Many people harbor a little private dream of what they would do if they just couldn’t take it anymore and dropped out. Maybe their Plan B is spending six months working and six months bumming around the world, or it could be moving to the country and opening a bed and breakfast.
Hectic pace taking a toll
Here’s an unwelcome dash of cold water on those blissful images of escape. We seem to be retreating to them less often in this stressful, always-too-much-to-do business environment. The hectic pace of our daily work is creating a fallout you probably have not noticed.
A psychologist friend recently told me that she is seeing a significant jump in anxiety and feelings of overwhelm among her patients. She attributes this increase to a sense of mourning for the death of their Plan B. Without these dreams of escape, we feel we have no options or control. And a sense of at least some degree of control over our lives is essential to our well-being.
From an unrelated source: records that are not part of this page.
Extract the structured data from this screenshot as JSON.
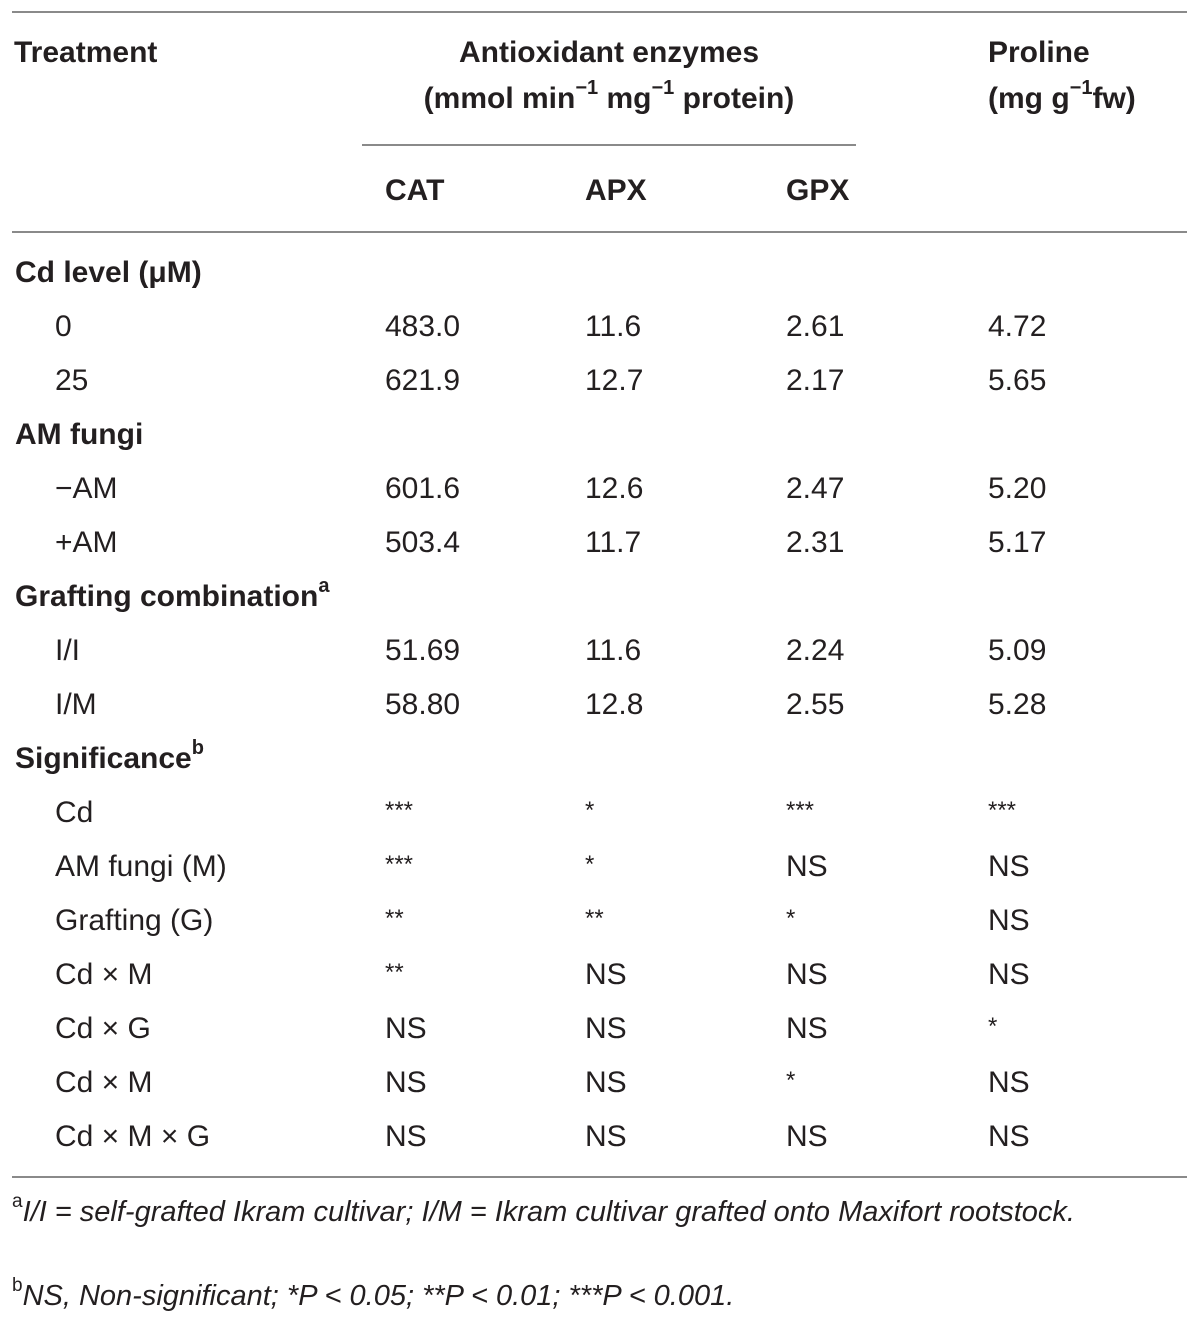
{
  "header": {
    "treatment": "Treatment",
    "enzymes_line1": "Antioxidant enzymes",
    "enzymes_line2_a": "(mmol min",
    "enzymes_line2_sup1": "−1",
    "enzymes_line2_b": " mg",
    "enzymes_line2_sup2": "−1",
    "enzymes_line2_c": " protein)",
    "proline_line1": "Proline",
    "proline_line2_a": "(mg g",
    "proline_line2_sup": "−1",
    "proline_line2_b": "fw)",
    "cat": "CAT",
    "apx": "APX",
    "gpx": "GPX"
  },
  "rows": [
    {
      "type": "section",
      "label": "Cd level (μM)",
      "sup": ""
    },
    {
      "type": "data",
      "label": "0",
      "cat": "483.0",
      "apx": "11.6",
      "gpx": "2.61",
      "proline": "4.72"
    },
    {
      "type": "data",
      "label": "25",
      "cat": "621.9",
      "apx": "12.7",
      "gpx": "2.17",
      "proline": "5.65"
    },
    {
      "type": "section",
      "label": "AM fungi",
      "sup": ""
    },
    {
      "type": "data",
      "label": "−AM",
      "cat": "601.6",
      "apx": "12.6",
      "gpx": "2.47",
      "proline": "5.20"
    },
    {
      "type": "data",
      "label": "+AM",
      "cat": "503.4",
      "apx": "11.7",
      "gpx": "2.31",
      "proline": "5.17"
    },
    {
      "type": "section",
      "label": "Grafting combination",
      "sup": "a"
    },
    {
      "type": "data",
      "label": "I/I",
      "cat": "51.69",
      "apx": "11.6",
      "gpx": "2.24",
      "proline": "5.09"
    },
    {
      "type": "data",
      "label": "I/M",
      "cat": "58.80",
      "apx": "12.8",
      "gpx": "2.55",
      "proline": "5.28"
    },
    {
      "type": "section",
      "label": "Significance",
      "sup": "b"
    },
    {
      "type": "data",
      "label": "Cd",
      "cat": "***",
      "apx": "*",
      "gpx": "***",
      "proline": "***"
    },
    {
      "type": "data",
      "label": "AM fungi (M)",
      "cat": "***",
      "apx": "*",
      "gpx": "NS",
      "proline": "NS"
    },
    {
      "type": "data",
      "label": "Grafting (G)",
      "cat": "**",
      "apx": "**",
      "gpx": "*",
      "proline": "NS"
    },
    {
      "type": "data",
      "label": "Cd × M",
      "cat": "**",
      "apx": "NS",
      "gpx": "NS",
      "proline": "NS"
    },
    {
      "type": "data",
      "label": "Cd × G",
      "cat": "NS",
      "apx": "NS",
      "gpx": "NS",
      "proline": "*"
    },
    {
      "type": "data",
      "label": "Cd × M",
      "cat": "NS",
      "apx": "NS",
      "gpx": "*",
      "proline": "NS"
    },
    {
      "type": "data",
      "label": "Cd × M × G",
      "cat": "NS",
      "apx": "NS",
      "gpx": "NS",
      "proline": "NS"
    }
  ],
  "footnotes": {
    "a_mark": "a",
    "a_text": "I/I = self-grafted Ikram cultivar; I/M = Ikram cultivar grafted onto Maxifort rootstock.",
    "b_mark": "b",
    "b_text": "NS, Non-significant; *P < 0.05; **P < 0.01; ***P < 0.001."
  }
}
The demise of Plan B comes courtesy of reduced circumstances. A September 2013 Reuters poll found that, four years after the most recent recession officially ended, many North American adults are still struggling to recover financially. A Pew Research Center poll, conducted about the same time, indicates 54 percent of North Americans feel their household incomes have “hardly recovered at all” from the downturn. So instead of daydreaming about one day saying, “Take this job and shove it,” many of us have no choice but to put up and shut up.
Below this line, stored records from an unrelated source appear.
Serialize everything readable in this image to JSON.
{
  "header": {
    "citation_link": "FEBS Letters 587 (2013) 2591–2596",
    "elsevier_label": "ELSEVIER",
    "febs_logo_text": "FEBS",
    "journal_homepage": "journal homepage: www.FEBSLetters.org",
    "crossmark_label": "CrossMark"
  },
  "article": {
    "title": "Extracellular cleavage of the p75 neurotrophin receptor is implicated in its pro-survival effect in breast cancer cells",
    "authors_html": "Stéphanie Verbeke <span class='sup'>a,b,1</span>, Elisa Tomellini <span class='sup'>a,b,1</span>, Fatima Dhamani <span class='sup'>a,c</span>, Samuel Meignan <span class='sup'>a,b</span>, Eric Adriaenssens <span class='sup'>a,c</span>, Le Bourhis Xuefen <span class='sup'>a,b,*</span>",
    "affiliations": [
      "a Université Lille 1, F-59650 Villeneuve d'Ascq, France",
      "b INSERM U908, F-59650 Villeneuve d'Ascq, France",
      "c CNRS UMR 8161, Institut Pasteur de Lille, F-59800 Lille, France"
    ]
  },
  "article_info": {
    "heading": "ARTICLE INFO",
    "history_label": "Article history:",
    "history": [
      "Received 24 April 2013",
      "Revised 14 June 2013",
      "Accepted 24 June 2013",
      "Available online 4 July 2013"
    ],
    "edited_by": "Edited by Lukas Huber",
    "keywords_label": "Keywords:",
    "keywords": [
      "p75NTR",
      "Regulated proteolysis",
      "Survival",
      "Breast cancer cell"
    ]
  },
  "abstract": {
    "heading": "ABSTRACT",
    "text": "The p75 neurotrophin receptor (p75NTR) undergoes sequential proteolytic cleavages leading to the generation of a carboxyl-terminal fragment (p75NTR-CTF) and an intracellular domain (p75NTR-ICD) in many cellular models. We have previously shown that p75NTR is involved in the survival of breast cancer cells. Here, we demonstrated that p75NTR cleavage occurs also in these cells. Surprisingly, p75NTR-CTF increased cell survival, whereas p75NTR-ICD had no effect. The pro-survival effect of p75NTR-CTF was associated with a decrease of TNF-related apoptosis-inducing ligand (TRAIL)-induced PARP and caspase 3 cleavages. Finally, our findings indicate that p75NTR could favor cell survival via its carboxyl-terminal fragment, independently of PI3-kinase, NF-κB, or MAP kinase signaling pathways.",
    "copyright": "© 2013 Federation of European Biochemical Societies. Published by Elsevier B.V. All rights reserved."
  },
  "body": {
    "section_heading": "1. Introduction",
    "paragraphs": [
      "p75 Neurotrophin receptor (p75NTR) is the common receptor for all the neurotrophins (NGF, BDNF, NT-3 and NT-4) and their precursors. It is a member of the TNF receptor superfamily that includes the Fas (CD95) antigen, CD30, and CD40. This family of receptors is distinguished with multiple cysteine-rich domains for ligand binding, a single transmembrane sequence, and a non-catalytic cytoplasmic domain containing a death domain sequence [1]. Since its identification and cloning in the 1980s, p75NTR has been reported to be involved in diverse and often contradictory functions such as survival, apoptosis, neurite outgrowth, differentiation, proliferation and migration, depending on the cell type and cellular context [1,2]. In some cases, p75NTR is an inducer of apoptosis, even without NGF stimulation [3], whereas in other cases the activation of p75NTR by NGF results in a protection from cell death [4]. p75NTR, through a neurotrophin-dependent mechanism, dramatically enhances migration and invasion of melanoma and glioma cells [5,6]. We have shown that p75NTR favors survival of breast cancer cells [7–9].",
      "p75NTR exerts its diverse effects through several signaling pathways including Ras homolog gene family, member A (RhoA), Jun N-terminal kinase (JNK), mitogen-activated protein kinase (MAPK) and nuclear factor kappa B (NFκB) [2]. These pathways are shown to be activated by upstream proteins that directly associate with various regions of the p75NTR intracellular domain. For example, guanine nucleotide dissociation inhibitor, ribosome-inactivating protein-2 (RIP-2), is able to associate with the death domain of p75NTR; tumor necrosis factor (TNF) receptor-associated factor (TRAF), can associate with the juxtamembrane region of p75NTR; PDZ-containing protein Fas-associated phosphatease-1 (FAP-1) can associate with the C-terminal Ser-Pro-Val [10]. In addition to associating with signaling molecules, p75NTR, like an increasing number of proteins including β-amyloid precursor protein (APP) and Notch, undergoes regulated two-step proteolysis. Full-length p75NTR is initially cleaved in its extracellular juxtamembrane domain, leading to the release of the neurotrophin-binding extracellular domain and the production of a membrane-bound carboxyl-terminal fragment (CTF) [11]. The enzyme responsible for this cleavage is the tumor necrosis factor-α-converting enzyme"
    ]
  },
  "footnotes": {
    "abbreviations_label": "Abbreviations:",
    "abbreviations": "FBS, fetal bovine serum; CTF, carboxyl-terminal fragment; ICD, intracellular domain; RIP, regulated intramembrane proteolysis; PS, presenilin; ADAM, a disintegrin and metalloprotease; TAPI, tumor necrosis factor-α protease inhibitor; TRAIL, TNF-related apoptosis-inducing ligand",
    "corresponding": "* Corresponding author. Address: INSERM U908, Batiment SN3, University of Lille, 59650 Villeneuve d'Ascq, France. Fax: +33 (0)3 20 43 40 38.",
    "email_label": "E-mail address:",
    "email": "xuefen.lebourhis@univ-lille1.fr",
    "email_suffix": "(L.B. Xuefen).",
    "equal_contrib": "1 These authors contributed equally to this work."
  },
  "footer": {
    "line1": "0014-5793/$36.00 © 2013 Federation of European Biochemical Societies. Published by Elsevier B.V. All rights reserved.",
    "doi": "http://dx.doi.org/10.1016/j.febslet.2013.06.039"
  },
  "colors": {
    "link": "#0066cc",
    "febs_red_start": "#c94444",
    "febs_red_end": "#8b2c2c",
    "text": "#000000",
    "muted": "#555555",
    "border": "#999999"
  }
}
This new reality is making itself felt in every age group, even among those not yet launched in the work force. We’re all concentrating on landing, or holding on to, a secure position that pays cold cash. No room for fantasies.
Start daydreaming again
In these trying times, is it possible to bring back some feelings of optimism and possibilities? Yes, but you need to apply some discipline to the process. Here’s how:
Make a conscious effort to put aside your “to-do” list for at least five minutes a day and take that time to nurture your Plan B dreams. You might even come up with a way to make them come true. Where and when can you daydream? Try Albert Einstein’s method. He said that his best ideas came to him in the shower.
Take a time out
To keep your creative juices flowing and manage your stress level, go play once a week for an hour or two. Pick something you find relaxing and fun, but do it alone.
In our work lives, we often can’t find the solitude necessary for the free-flow of ideas. Our creativity is blocked by ringing phones, emails and meetings. By giving yourself some relaxation time, you let your ideas percolate in the back of your mind, away from conscious concentration. Kierkegaard swore by a long walk; Steven Spielberg claims that his ideas flow while he’s driving; and a friend extols the benefits of an hour puttering in the garden.
So begin your solo activity, whatever it is, and stick to it. Just because the economy is still suffering a bit, you don’t have to be. A new year is here.
Perhaps finding your alone time can be first on your resolution list.